My late Grandmother was born at the tail end of the 1918 flu pandemic (referred to as the Spanish flu). I only remember hearing her talk about it once, sometime in 1970’s, during a particularly bad flu season which stirred her memory.
My grandmother lived in an isolated, rural area of North Carolina. The thought was, given the remote and clannish nature of the region that there was little to fear about being infected. But then men, farm boys began coming home from World War I and with them came the flu. As she recounted the story it was thought the 1918 flu killed mostly young adults and pregnant women were particularly vulnerable and her mother, my great-grandmother was pregnant with her.
She didn’t have a lot of facts and figures about the pandemic. She didn’t remember if anyone died or what affect it had on her community, she just remembered how frightening it was to hear about it growing up. That something you couldn’t see, smell, taste or touch could wreck this much havoc on the world was terrifying to a little girl.
The estimates of how many people worldwide that died from the 1918 flu range from 17 million to as high 100 million. It infected 500 million people which represented about a third of the world’s population. In the U.S., between 500,000 to 800,000 people died and 28% of the population, 105 million, were infected.
As my wife and I have practiced social distancing, staying home and out of stores as much as possible I have thought a lot about my grandmother and what her family lived through in early 1900’s. I thought about how her family got information. Radio wasn’t available nationally until the late 1920’s and early 30’s. Her family may have had access to a local paper, but the “news” would have been mostly local features, obituaries, and crop prices.
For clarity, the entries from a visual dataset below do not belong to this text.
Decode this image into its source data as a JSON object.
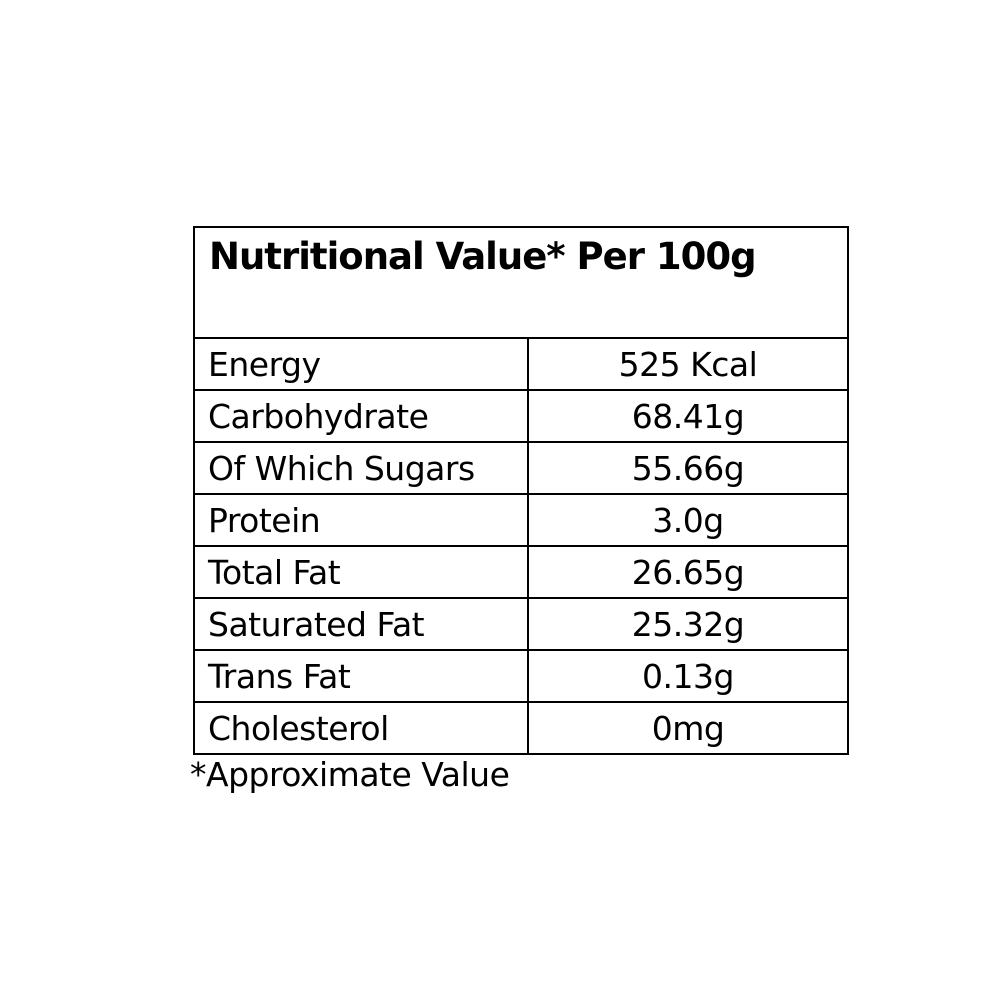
{
  "title": "Nutritional Value* Per 100g",
  "rows": [
    {
      "name": "Energy",
      "value": "525 Kcal"
    },
    {
      "name": "Carbohydrate",
      "value": "68.41g"
    },
    {
      "name": "Of Which Sugars",
      "value": "55.66g"
    },
    {
      "name": "Protein",
      "value": "3.0g"
    },
    {
      "name": "Total Fat",
      "value": "26.65g"
    },
    {
      "name": "Saturated Fat",
      "value": "25.32g"
    },
    {
      "name": "Trans Fat",
      "value": "0.13g"
    },
    {
      "name": "Cholesterol",
      "value": "0mg"
    }
  ],
  "footnote": "*Approximate Value"
}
Instead of radio, television, Facebook or Twitter in the 1900’s you got your information at the fence post that separated your farm from your neighbors farm. That’s how news spread, that’s how information was disseminated, from fence post to fence post and even in today’s high-tech world of instant access that form of communication still remains.
As many of you know, I live in the deep, red state of South Carolina run by the Dishonorable Henry “Foghorn Leghorn” McMaster. Governor Leghorn, anxious to please his orange master, along with the Governors of Georgia and Florida are all rolling back the Coronavirus restrictions even though COVID-19 infections and deaths continue to rise in their respective states, including mine.
Here is the thing that is so frustrating about this, unlike my grandmother and her family in the 1900’s, Henry “Foghorn Leghorn” McMaster has access to plenty of information, data, and smart people. And just so we are very clear on this point, I am not categorizing Trump or Pence as one or any of those smart people. As a matter of fact, I am not sure it is fair to other human beings to even categorize them as people. But nevertheless, the Governors of South Carolina, Georgia and Florida have all publicly declared that Trump is smarter than everyone else and they will defend him, and his bone headed decisions and assertions to OUR death.
So if you need a haircut, or a massage, or your nails done or want to go bowling, or work on your tan at the beach, or even touch-up your tattoo come to Dixie but remember “Look away, look away, look away Dixie Land”.